Cracks Start to Show in Tory Base

Remember the other day when I pondered whether there would be a conservative backlash against Harper's big spending budget? Well apparently the answer is yes. According to the CBC the rumblings have begun.
With a federal budget projecting that Canada will be $85 billion further in debt by 2013, some Conservative party faithful are questioning what it means for the party's ideology.
Conservatives will no doubt scoff at this. It does, after all, come from the CBC a bastion of rational thinking with an exreme bias (that favors reality). So how about the ultra right Canadian Free Press?
"The Reform Party, for instance, stood for fiscal responsibility, but since taking hold of power the Conservative Party has spent government money at a rate that would put the Liberals to shame.

Nor does the Conservative Party embrace the old Reform idea of direct democracy; Conservatives never talk about referendums, plebiscites or recall. "
Or the Tory 'Searching for Liberty' blog?
Harper tried to pull a power-play, seeking to use the financial crisis to withdraw political funding - gambling that the Liberals were so decimated, that they would never force an election over the issue, and never in a million years, imagining the formation of a left-coalition.

Well.. we know how that turned out - so, in a move that I would have thought could be accomplished by no one but the Liberals, our government did whatever it took to hold on to power. End of story. If anything thinks Harper would have produced this budget if he held a majority, they are dreaming. This budget is a lifeline to hold power. And that is not only disappointing, it's sad.

The Reform Party, for all its warts, held promise at one point. It was a party formed to try and change the "business as usual" culture in Ottawa, and when Harper succeeded in becoming the PM, well, there was a small glimmer of hope. That glimmer today has faded to black.
There is also some argument about starting a new party over here and this is just a brief, cursory search from someone who knows little about the Conservative blogosphere. The fault lines underlying the CPC are starting to show. Harper may have said that Canada didn't need 'another Liberal Party' but when push came to shove, rather than give up power, he wrote a Liberal (or at least Liberalish) budget. This should show, once and for all, that conservatives cannot take and hold power in Canada. We can only hope that the rift on the right continues.

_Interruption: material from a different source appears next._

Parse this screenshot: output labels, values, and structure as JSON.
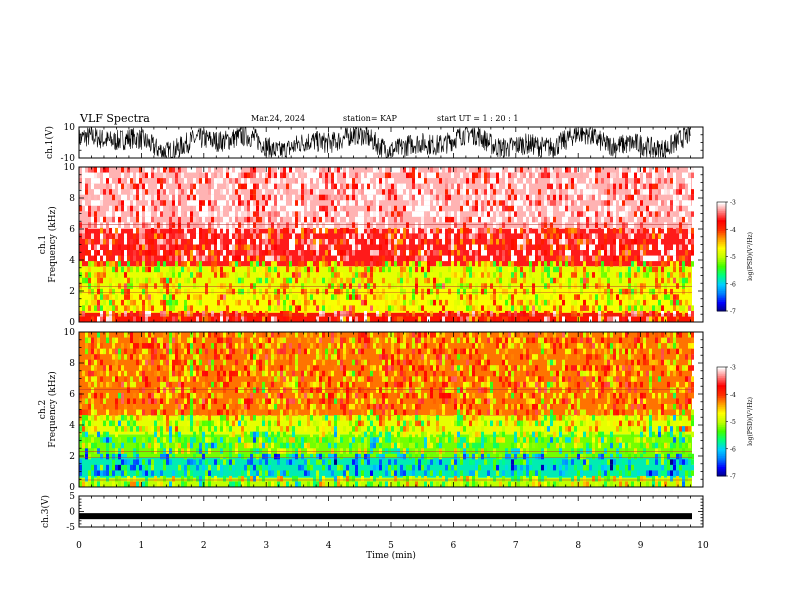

On Edit: There is way more over here.

2 comments:

The Space Above the Couch said...

I just followed the link "over here" and read this:

"Harper isn't a conservative in the Canadian sense. He's a neocon, in the mold of George Bush and John Howard. It about time real Canadian Conservatives reclaimed their party and booted the idiot out.

I miss the good old days when being conservative was about greed, making poor people poorer, wealthy people wealthier and tossing the mentally ill people out on the streets like Harris did during the common sense. Now its about death and destruction. "

Do people really think like this? And they wonder why Canadians identify with the democratics in the states and think of themselves as generally liberal.

Here's to women's right to pay equity being preserved! There is no valid economic argument against it.

Justin Beach said...

I'd be happy to answer your question, if I could figure out what it was...do I think like what? I didn't write any of the posts on the other sites..I'm just demonstrating the divisions that are opening up on the right.